Он намеревался вначале попросить Элизу выйти за него – тайное, интимное предложение, которое застигнет ее врасплох, как и полагается всем надлежащим романтическим жестам. А потом сыграет по общепринятым правилам и попросит встречи с ее отцом, которая будет само собой разумеющейся. А после того как получит отцовское одобрение, сделает вид, что впервые просит ее стать его женой в библиотеке лорда Берда – но они-то с Элизой будут знать, как обстоит дело на самом деле.
– Лорда и леди Берд нет дома. Леди Элиза в саду, – информировал его дворецкий прежде, чем Грегори успел спросить. – Она показывает лорду Моргану и леди Пиппе Харрингтон розарий своей матушки. – Словно невидимый покров опустился при упоминании Пиппы. Только не она. – Позвольте взять вашу трость и шляпу?
– Благодарю. – Грегори спрятал свое раздражение из-за того, что его планы оказались нарушены, и отдал трость и шляпу.
Шелковая коробочка прожигала дыру в кармане, но придется отложить этот жизненно важный момент. Избавиться от Дугала будет просто, но вот Пиппа – другое дело. Грегори виделся с ней раз в году в Девоне, на дне рождения ее двоюродного дедушки Берти, своего крестного, и так было с тех пор, как ему исполнилось восемь лет – достаточно, чтобы путешествовать одному и не плакать, – а ей три. Она редко наезжала в Лондон, поэтому он не мог просто отделаться от нее. И оторвать ее от старой подружки Элизы может оказаться нелегко.
Тем не менее он избавится от этих двоих – и они даже не поймут, что их спровадили. Он воспользуется своим безотказным шармом, унаследованным от матери – а не от отца, как все полагают, – дабы убедить их, что они уходят по собственному почину.

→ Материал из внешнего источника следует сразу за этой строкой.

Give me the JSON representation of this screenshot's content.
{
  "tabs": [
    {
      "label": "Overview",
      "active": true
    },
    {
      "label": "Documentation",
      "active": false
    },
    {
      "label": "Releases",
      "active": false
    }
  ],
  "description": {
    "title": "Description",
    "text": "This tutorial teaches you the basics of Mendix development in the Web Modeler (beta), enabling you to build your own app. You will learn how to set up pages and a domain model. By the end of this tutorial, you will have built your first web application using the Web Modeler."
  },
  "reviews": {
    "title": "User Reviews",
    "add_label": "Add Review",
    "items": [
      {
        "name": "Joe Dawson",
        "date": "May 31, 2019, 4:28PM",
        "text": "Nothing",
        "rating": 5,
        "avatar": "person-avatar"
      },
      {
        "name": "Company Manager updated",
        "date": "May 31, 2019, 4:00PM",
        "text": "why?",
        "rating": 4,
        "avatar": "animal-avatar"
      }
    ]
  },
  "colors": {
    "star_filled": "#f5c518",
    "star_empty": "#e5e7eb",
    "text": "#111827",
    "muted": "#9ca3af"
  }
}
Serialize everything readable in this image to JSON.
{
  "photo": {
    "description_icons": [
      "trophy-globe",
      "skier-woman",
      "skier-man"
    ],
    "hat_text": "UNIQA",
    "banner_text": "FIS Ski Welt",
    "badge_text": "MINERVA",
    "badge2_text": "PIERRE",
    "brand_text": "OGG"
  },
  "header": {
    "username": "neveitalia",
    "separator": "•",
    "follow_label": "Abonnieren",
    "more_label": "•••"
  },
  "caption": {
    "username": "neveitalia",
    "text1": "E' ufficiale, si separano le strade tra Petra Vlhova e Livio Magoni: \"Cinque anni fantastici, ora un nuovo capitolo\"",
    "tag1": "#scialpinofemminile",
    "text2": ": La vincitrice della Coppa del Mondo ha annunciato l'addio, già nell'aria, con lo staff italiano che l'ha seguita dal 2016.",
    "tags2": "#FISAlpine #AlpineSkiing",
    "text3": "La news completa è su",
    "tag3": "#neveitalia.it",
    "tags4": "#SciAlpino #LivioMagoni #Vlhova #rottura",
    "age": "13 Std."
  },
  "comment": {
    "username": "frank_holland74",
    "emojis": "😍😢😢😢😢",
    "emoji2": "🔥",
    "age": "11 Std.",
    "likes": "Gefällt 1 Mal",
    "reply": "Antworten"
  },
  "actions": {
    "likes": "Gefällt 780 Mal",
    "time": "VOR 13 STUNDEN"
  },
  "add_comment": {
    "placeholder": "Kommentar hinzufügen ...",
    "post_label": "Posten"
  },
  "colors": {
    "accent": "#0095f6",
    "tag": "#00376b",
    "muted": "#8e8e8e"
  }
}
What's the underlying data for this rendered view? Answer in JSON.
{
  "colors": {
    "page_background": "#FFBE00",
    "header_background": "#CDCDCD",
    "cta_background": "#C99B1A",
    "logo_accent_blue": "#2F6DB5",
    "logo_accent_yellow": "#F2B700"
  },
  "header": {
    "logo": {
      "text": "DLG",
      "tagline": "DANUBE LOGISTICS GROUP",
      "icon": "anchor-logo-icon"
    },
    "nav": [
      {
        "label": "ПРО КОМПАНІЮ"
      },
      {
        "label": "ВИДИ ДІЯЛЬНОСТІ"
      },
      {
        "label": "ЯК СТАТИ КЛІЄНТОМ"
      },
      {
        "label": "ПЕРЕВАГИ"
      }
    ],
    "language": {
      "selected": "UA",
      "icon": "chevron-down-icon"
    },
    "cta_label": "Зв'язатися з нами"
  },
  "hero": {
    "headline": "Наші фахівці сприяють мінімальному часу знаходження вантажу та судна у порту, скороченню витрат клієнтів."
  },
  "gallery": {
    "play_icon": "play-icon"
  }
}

– Кратчайший путь – через бильярдную, – сказал дворецкий, указывая направление.
Грегори прошагал по дому и вышел через одно из французских окон на узкую, посыпанную гравием дорожку.
Ему навстречу шла Пиппа со слегка раскрасневшимся лицом. Ей, с ее огненно-рыжими тициановскими волосами, никогда не удавалось войти в комнату незамеченной. На ней всегда была по крайней мере одна необычная деталь туалета. Сегодня это был золотисто-желтый бархатный спенсер с узкими рукавами, которые заканчивались большими манжетами с непомерно крупными изумрудными пуговицами-стразами. Под ним простое муслиновое платье цвета слоновой кости. Шляпы не было и в помине, но это Грегори не удивило.